Thanks to the Winds of Winter release date pressure, George R.R. Martin, like most of us, is in the dark about much of the coming end of Game of Thrones. He declined to visit the set for a cameo appearance in Season 8 and opted not to read the scripts for the final six episodes (Martin says "there may be important discrepancies" between the show and book series). Martin, instead, has been dedicating as much of his time as possible to the completion of the next novel in his A Song of Ice and Fire series, The Winds of Winter.
"It's the end for a lot of people," Martin told Entertainment Weekly. "It's not the end for me. I'm still deeply in it. I better live a long time because I have a lot of work left to do."
Both in conversation with EW and a Monday blog post on his own website, Martin has reflected on the long history of Game of Thrones—a process that began when Martin abandoned his TV writing career and has since brought him back into the fold with one of the most successful television shows of all time.
"A million years ago when the world was young and dinosaurs roamed the Earth, I spent the best part of a decade working in Hollywood," Martin wrote on his blog while announcing a graphic novel adaptation of one of his unproduced pilots, Starport. "In Hollywood they call it 'development hell,' and for good reasons. You work just as hard, you make even more money, you pour your sweat and blood and tears into your creations… but most of what you create never gets aired."

Sick of development hell, Martin left television in search of an audience. "I put Hollywood behind me and returned to an unfinished novel I'd begun in 1991 and shelved for a few years because of film and TV deadlines, a book called A Game of Thrones, and… well, you all know how that turned out."
But while HBO's Game of Thrones brought Martin back to television writing—he originally pitched Game of Thrones as "The Sopranos in Middle Earth" and penned four episodes of the series—he soon found himself stepping away again, this time for The Winds of Winter.

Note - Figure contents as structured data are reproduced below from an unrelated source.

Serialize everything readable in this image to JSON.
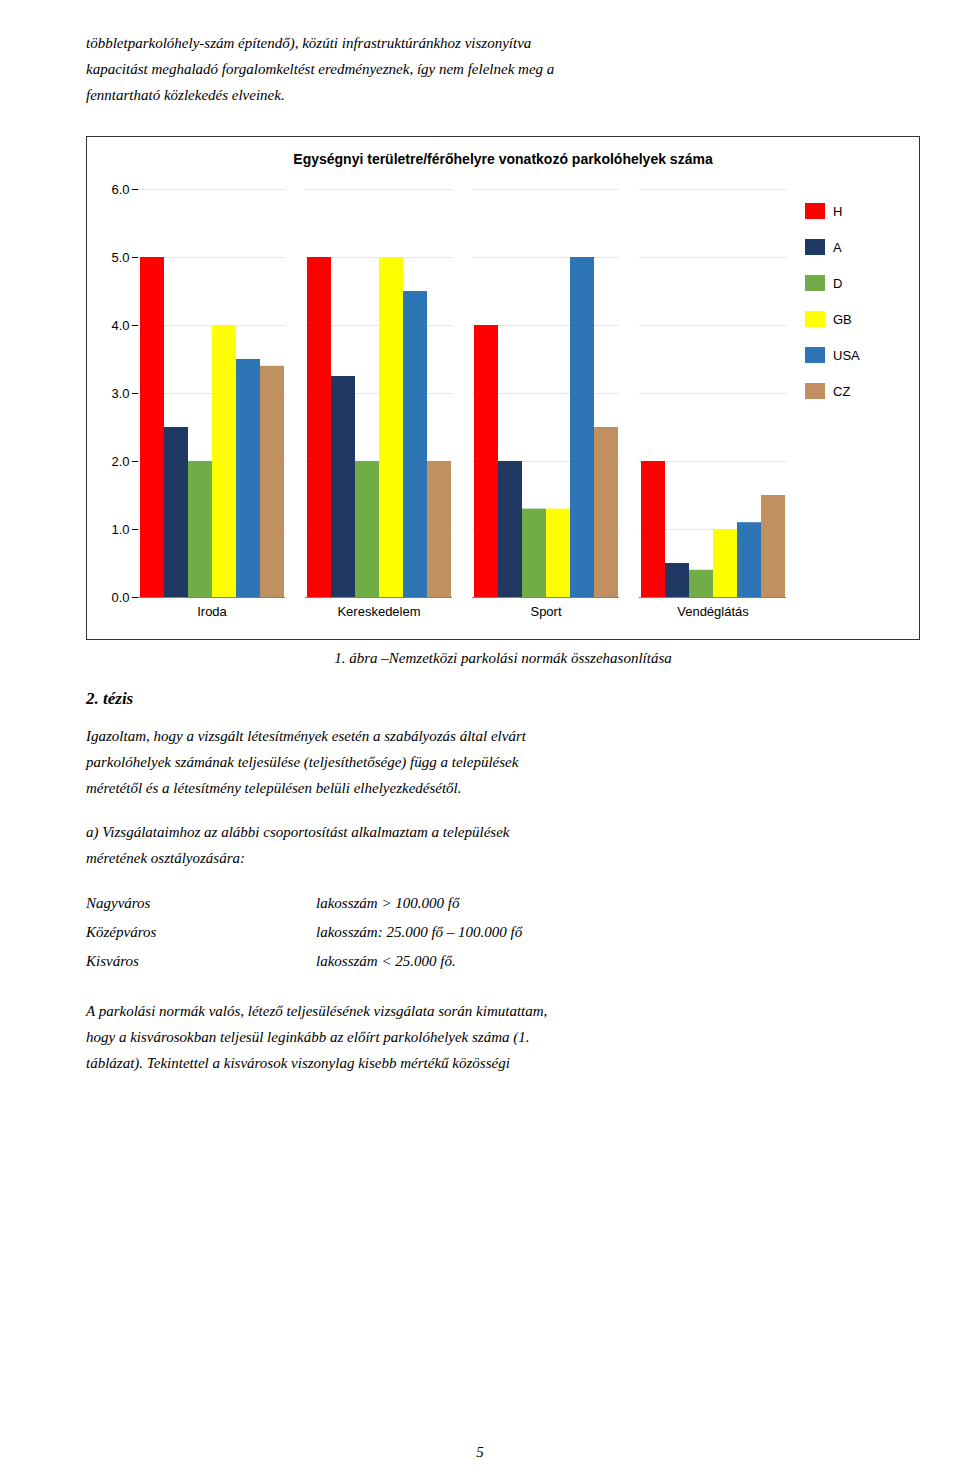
{
  "chart_data": {
    "type": "bar",
    "title": "Egységnyi területre/férőhelyre vonatkozó parkolóhelyek száma",
    "categories": [
      "Iroda",
      "Kereskedelem",
      "Sport",
      "Vendéglátás"
    ],
    "series": [
      {
        "name": "H",
        "color": "#FF0000",
        "values": [
          5,
          5,
          4,
          2
        ]
      },
      {
        "name": "A",
        "color": "#1F3864",
        "values": [
          2.5,
          3.25,
          2,
          0.5
        ]
      },
      {
        "name": "D",
        "color": "#70AD47",
        "values": [
          2,
          2,
          1.3,
          0.4
        ]
      },
      {
        "name": "GB",
        "color": "#FFFF00",
        "values": [
          4,
          5,
          1.3,
          1
        ]
      },
      {
        "name": "USA",
        "color": "#2E75B6",
        "values": [
          3.5,
          4.5,
          5,
          1.1
        ]
      },
      {
        "name": "CZ",
        "color": "#C09060",
        "values": [
          3.4,
          2,
          2.5,
          1.5
        ]
      }
    ],
    "ylim": [
      0,
      6
    ],
    "yticks": [
      0,
      1,
      2,
      3,
      4,
      5,
      6
    ],
    "grid": true,
    "legend": "right",
    "caption": "1. ábra –Nemzetközi parkolási normák összehasonlítása"
  },
  "page_text": {
    "before": [
      "többletparkolóhely-szám építendő), közúti infrastruktúránkhoz viszonyítva",
      "kapacitást meghaladó forgalomkeltést eredményeznek, így nem felelnek meg a",
      "fenntartható közlekedés elveinek."
    ],
    "heading": "2. tézis",
    "paragraph1": [
      "Igazoltam, hogy a vizsgált létesítmények esetén a szabályozás által elvárt",
      "parkolóhelyek számának teljesülése (teljesíthetősége) függ a települések",
      "méretétől és a létesítmény településen belüli elhelyezkedésétől."
    ],
    "paragraph2": [
      "a) Vizsgálataimhoz az alábbi csoportosítást alkalmaztam a települések",
      "méretének osztályozására:"
    ],
    "table": [
      [
        "Nagyváros",
        "lakosszám > 100.000 fő"
      ],
      [
        "Középváros",
        "lakosszám: 25.000 fő – 100.000 fő"
      ],
      [
        "Kisváros",
        "lakosszám < 25.000 fő."
      ]
    ],
    "paragraph3": [
      "A parkolási normák valós, létező teljesülésének vizsgálata során kimutattam,",
      "hogy a kisvárosokban teljesül leginkább az előírt parkolóhelyek száma (1.",
      "táblázat). Tekintettel a kisvárosok viszonylag kisebb mértékű közösségi"
    ],
    "page_number": "5"
  }
}
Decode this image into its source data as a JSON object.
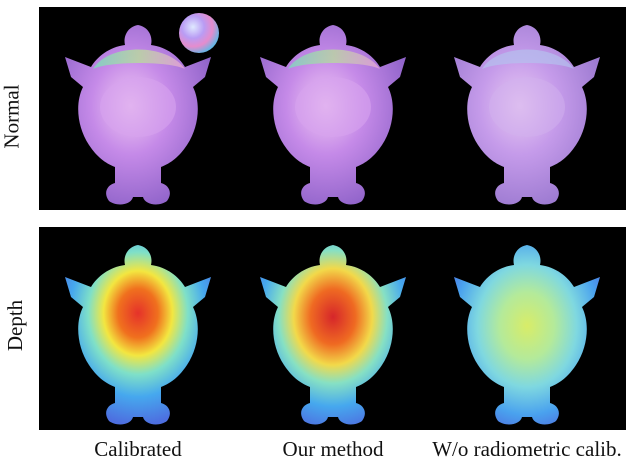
{
  "rows": [
    {
      "label": "Normal",
      "kind": "normal"
    },
    {
      "label": "Depth",
      "kind": "depth"
    }
  ],
  "columns": [
    {
      "label": "Calibrated"
    },
    {
      "label": "Our method"
    },
    {
      "label": "W/o radiometric calib."
    }
  ],
  "colors": {
    "background": "#000000",
    "normal_body": "#c58ae8",
    "depth_hot": "#e5322a",
    "depth_cool": "#4d6fe0"
  }
}
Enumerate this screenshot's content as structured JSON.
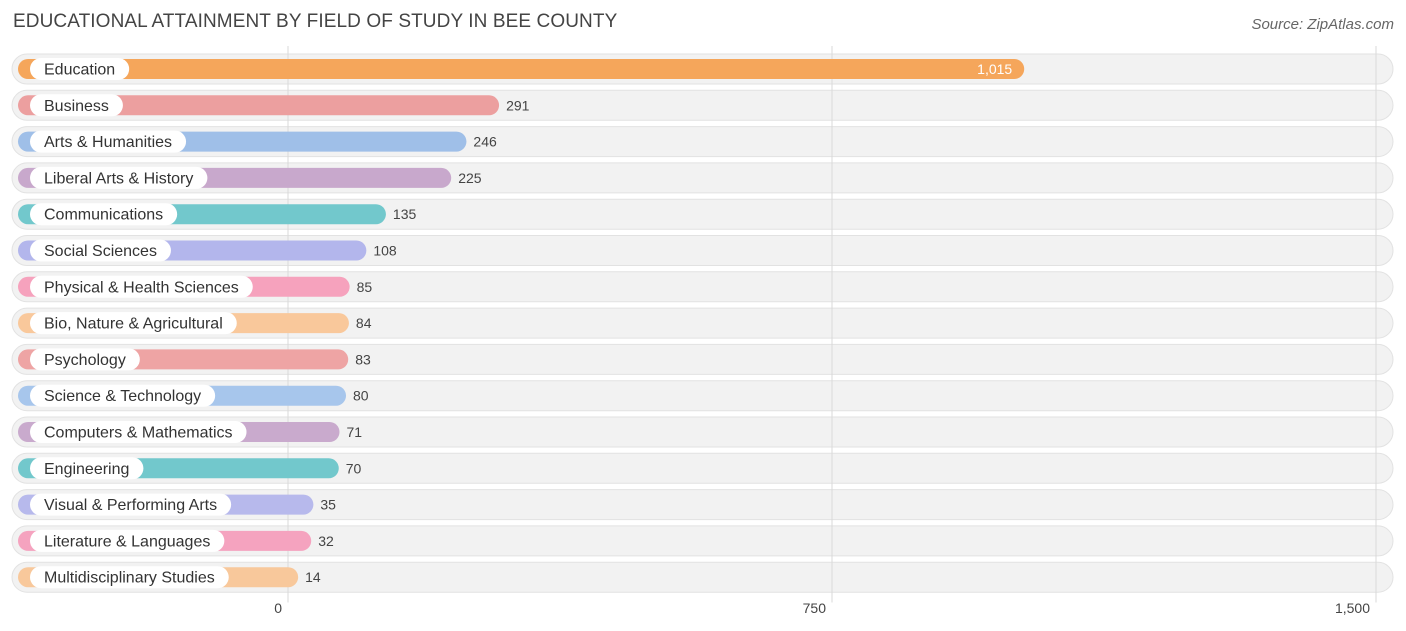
{
  "header": {
    "title": "EDUCATIONAL ATTAINMENT BY FIELD OF STUDY IN BEE COUNTY",
    "source": "Source: ZipAtlas.com"
  },
  "chart_data": {
    "type": "bar",
    "orientation": "horizontal",
    "title": "EDUCATIONAL ATTAINMENT BY FIELD OF STUDY IN BEE COUNTY",
    "categories": [
      "Education",
      "Business",
      "Arts & Humanities",
      "Liberal Arts & History",
      "Communications",
      "Social Sciences",
      "Physical & Health Sciences",
      "Bio, Nature & Agricultural",
      "Psychology",
      "Science & Technology",
      "Computers & Mathematics",
      "Engineering",
      "Visual & Performing Arts",
      "Literature & Languages",
      "Multidisciplinary Studies"
    ],
    "values": [
      1015,
      291,
      246,
      225,
      135,
      108,
      85,
      84,
      83,
      80,
      71,
      70,
      35,
      32,
      14
    ],
    "value_labels": [
      "1,015",
      "291",
      "246",
      "225",
      "135",
      "108",
      "85",
      "84",
      "83",
      "80",
      "71",
      "70",
      "35",
      "32",
      "14"
    ],
    "colors": [
      "#f5a65b",
      "#ec9f9f",
      "#9fbfe8",
      "#c8a8cc",
      "#72c8cc",
      "#b3b6ec",
      "#f6a2bd",
      "#f9c89b",
      "#eea4a4",
      "#a7c6ec",
      "#c9aacd",
      "#72c8cc",
      "#b7b9ec",
      "#f5a3bf",
      "#f8c89b"
    ],
    "xlim": [
      0,
      1500
    ],
    "ticks": [
      0,
      750,
      1500
    ],
    "tick_labels": [
      "0",
      "750",
      "1,500"
    ],
    "grid": true
  }
}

"After Season 4, George made a conscious decision to devote himself to the books," Game of Thrones co-creator D.B. Weiss told EW. "Anybody who's read the books knows that task in and of itself requires about 64 hours a day to do properly, and the differences between the show and the books became difficult to track in parallel—it's almost like he was in a weird science fiction movie trying to keep two similar-but-different universes in his mind at the same time."
"It's been an incredible ride," Martin told EW. "And almost all of it has been great. Obviously, I wished I finished these books soon so the show hadn't gotten ahead of me. I never anticipated that."
The Winds of Winter does not yet have a release date. After Winter, the A Song of Ice and Fire series will conclude in A Dream of Spring.